Thomas Lubanga’s trial today stalled as prosecutors made spirited pleas to judges at the International Criminal Court (ICC) to reconsider their order for the disclosure of the identity of a prosecution intermediary.
Prosecutors pleaded that if the identity of ‘intermediary 143’ were revealed to Mr. Lubanga’s defense before protective measures were instituted for the intermediary, his security would be compromised. The reluctance of the prosecution to implement the judges’ order handed down yesterday stalled today’s hearing, with the witness scheduled to continue giving evidence spending all day in the waiting room.
Judges Adrian Fulford, Elizabeth Odio Benito, and René Blattmann, rejected the prosecution’s repeated pleas and issued a fresh order late today that the identity of ‘intermediary 143’ be revealed to the defense team, including a “defense resource person” who is based in the Democratic Republic of Congo (DRC).
At the start of the day’s proceedings, Judge Fulford pointed out that the prosecution had not honored the order issued yesterday and planned to appeal the order. The defense had indicated since yesterday that they could not proceed with the cross-examination of ‘intermediary 321’ who is currently giving evidence if they were unaware of the identity of ‘intermediary 143’.
Stated defense attorney Jean-Marie Biju-Duval: “The trial chamber is not gathering information here from a factual witness. Rather, the trial chamber is, in hearing this testimony, ascertaining whether ‘intermediary 321’ did have or did show an inappropriate form of behavior and it’s up to the chamber to ascertain whether there is a serious probability that ‘321’ lied and incited people to lie.”
According to testimony heard from some defense witnesses, certain intermediaries of prosecution investigators incited witnesses to lie to court. The intermediaries going by the numbers 321 and 143 are among those who have been singled out as having bribed, or coached witnesses to claim that they were former child soldiers in the Union of Congolese Patriots (UPC), the group Mr. Lubanga is alleged to have led.
Mr. Lubanga is charged with recruiting, conscripting and using child soldiers in armed conflict in the DRC between 2002 and 2003.
Because of the incriminating testimony heard about the conduct of these intermediaries, judges ordered the Office of The Prosecutor (OTP) to produce the intermediaries and the investigators they worked with.
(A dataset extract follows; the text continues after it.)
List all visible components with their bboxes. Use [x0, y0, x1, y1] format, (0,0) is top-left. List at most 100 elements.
But yesterday prosecutors reported that although ‘intermediary 143’ had earlier consented to testifying, he had since asked to be provided with a document setting out the protective measures the court would offer him before he would allow to give testimony.
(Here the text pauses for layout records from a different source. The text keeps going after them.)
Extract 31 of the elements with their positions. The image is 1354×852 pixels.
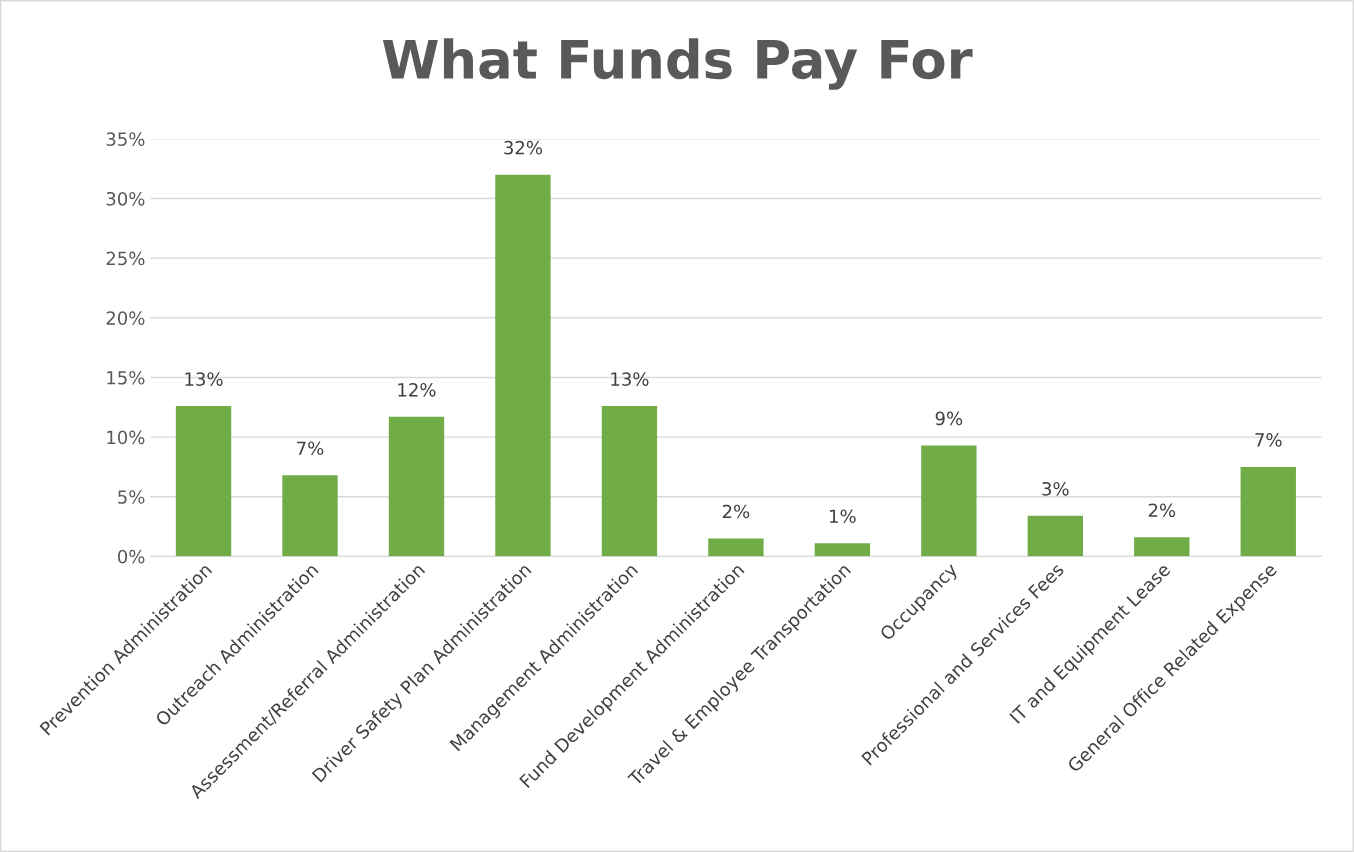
bar [601,406,658,557]
y-tick-label: 35% [106,132,145,146]
bar [1134,537,1190,557]
data-label: 9% [935,411,963,426]
bar [708,538,764,557]
y-tick-label: 15% [107,370,145,385]
data-label: 13% [611,372,649,386]
bar [175,406,232,557]
bar [1240,466,1296,557]
bar [282,475,338,557]
data-label: 32% [504,140,543,155]
bar [1027,515,1083,557]
data-label: 3% [1042,481,1069,496]
data-label: 1% [830,509,856,524]
y-tick-label: 10% [107,430,145,445]
chart-title: What Funds Pay For [382,38,973,90]
y-tick-label: 25% [106,251,145,266]
y-tick-label: 0% [117,549,145,564]
bar [814,543,871,557]
data-label: 12% [398,382,436,397]
y-tick-label: 5% [118,490,145,504]
bar [921,445,977,557]
y-tick-label: 30% [106,191,145,206]
data-label: 13% [185,372,223,386]
bar [495,174,551,557]
data-label: 7% [1255,433,1282,447]
data-label: 2% [722,504,750,519]
data-label: 7% [297,441,324,456]
y-tick-label: 20% [106,311,145,325]
data-label: 2% [1148,503,1176,518]
bar [388,416,445,557]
Today, the judges recalled that on May 12, 2010 they ruled that to enable the defense to conduct necessary and meaningful investigations, and to secure a fair trial for the accused, it was strictly necessary for the identity of ‘intermediary 143’ to be disclosed.
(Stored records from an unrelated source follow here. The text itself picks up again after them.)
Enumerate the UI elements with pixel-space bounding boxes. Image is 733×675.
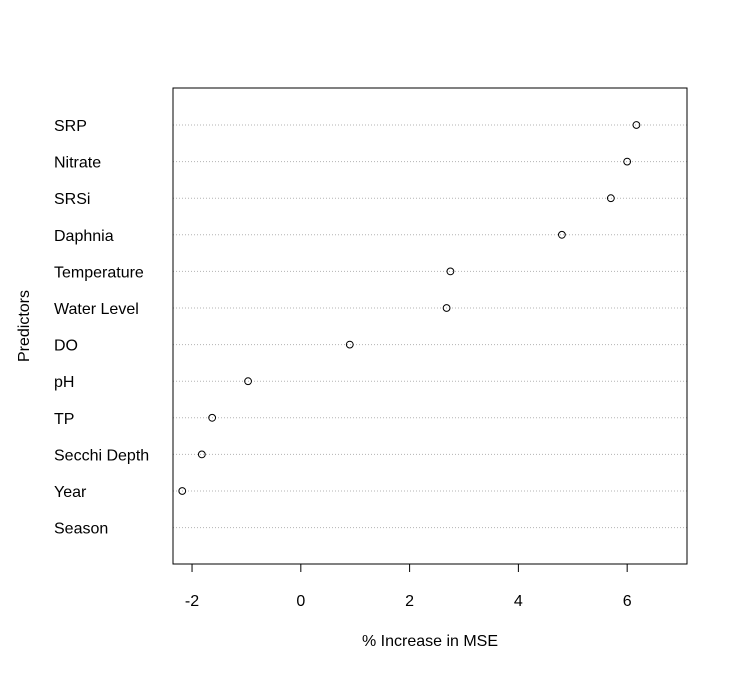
data-point bbox=[208, 413, 217, 422]
category-label: Season bbox=[54, 521, 108, 538]
data-point bbox=[345, 340, 354, 349]
data-point bbox=[632, 121, 641, 129]
category-label: SRSi bbox=[54, 191, 90, 208]
x-tick-label: 0 bbox=[296, 593, 305, 610]
x-axis-label: % Increase in MSE bbox=[362, 633, 498, 650]
data-point bbox=[197, 450, 206, 459]
gridlines bbox=[173, 124, 687, 529]
category-label: Nitrate bbox=[54, 155, 101, 172]
data-point bbox=[178, 487, 187, 495]
category-label: Water Level bbox=[54, 301, 139, 318]
data-point bbox=[442, 304, 451, 312]
data-point bbox=[606, 194, 615, 203]
x-tick-label: 6 bbox=[623, 593, 632, 610]
data-point bbox=[557, 230, 566, 239]
category-label: Temperature bbox=[54, 264, 144, 281]
category-label: TP bbox=[54, 411, 74, 428]
data-point bbox=[623, 157, 632, 166]
category-label: DO bbox=[54, 338, 78, 355]
category-label: Secchi Depth bbox=[54, 447, 149, 464]
x-axis: -2 0 2 4 6 bbox=[185, 563, 632, 610]
plot-frame bbox=[172, 87, 688, 565]
data-points bbox=[178, 121, 641, 495]
category-label: pH bbox=[54, 374, 74, 391]
x-tick-label: 4 bbox=[514, 593, 523, 610]
category-label: Daphnia bbox=[54, 228, 114, 245]
y-axis-label: Predictors bbox=[16, 290, 33, 362]
x-tick-label: -2 bbox=[185, 593, 199, 610]
x-tick-label: 2 bbox=[405, 593, 414, 610]
category-labels: SRP Nitrate SRSi Daphnia Temperature Water Le… bbox=[54, 118, 149, 538]
category-label: SRP bbox=[54, 118, 87, 135]
data-point bbox=[446, 267, 455, 276]
category-label: Year bbox=[54, 484, 87, 501]
data-point bbox=[244, 377, 252, 386]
Accordingly, judges rejected an appeal from prosecutors to suspend the order for the identity of ‘intermediary 143’ to be revealed to the defense pending a proposed appeal by the OTP. They ordered the OTP to make the disclosure, and gave the defense up to the afternoon to prepare for questioning the current witness based on that disclosure.
In the afternoon, Sara Criscitelli, the prosecution coordinator, appeared and told judges that the OTP was finding it difficult to disclose the identity of the intermediary. She explained that if the identity of the intermediary were disclosed, he would be at the risk of being killed by members of the Hema ethnic group in Bunia, in eastern Congo, who would consider him a traitor. Most of the supporters of the UPC are from the Hema group.
However, the judges ruled that they did not have reason to believe that ‘intermediary 143’ would be in danger if his identity were revealed to the defense team.
“The limited disclosure that we have ordered in our judgment has the result of ensuring there’s no deterioration of the security position of that individual,” said Judge Fulford. He ordered that only Mr. Lubanga, his defense team in The Hague, and the resource person in Congo should have access to the disclosed information. Moreover, they were not to reveal or use this information for any purpose other than questioning in court.
The defense will tomorrow continue cross-examining ‘intermediary 321’.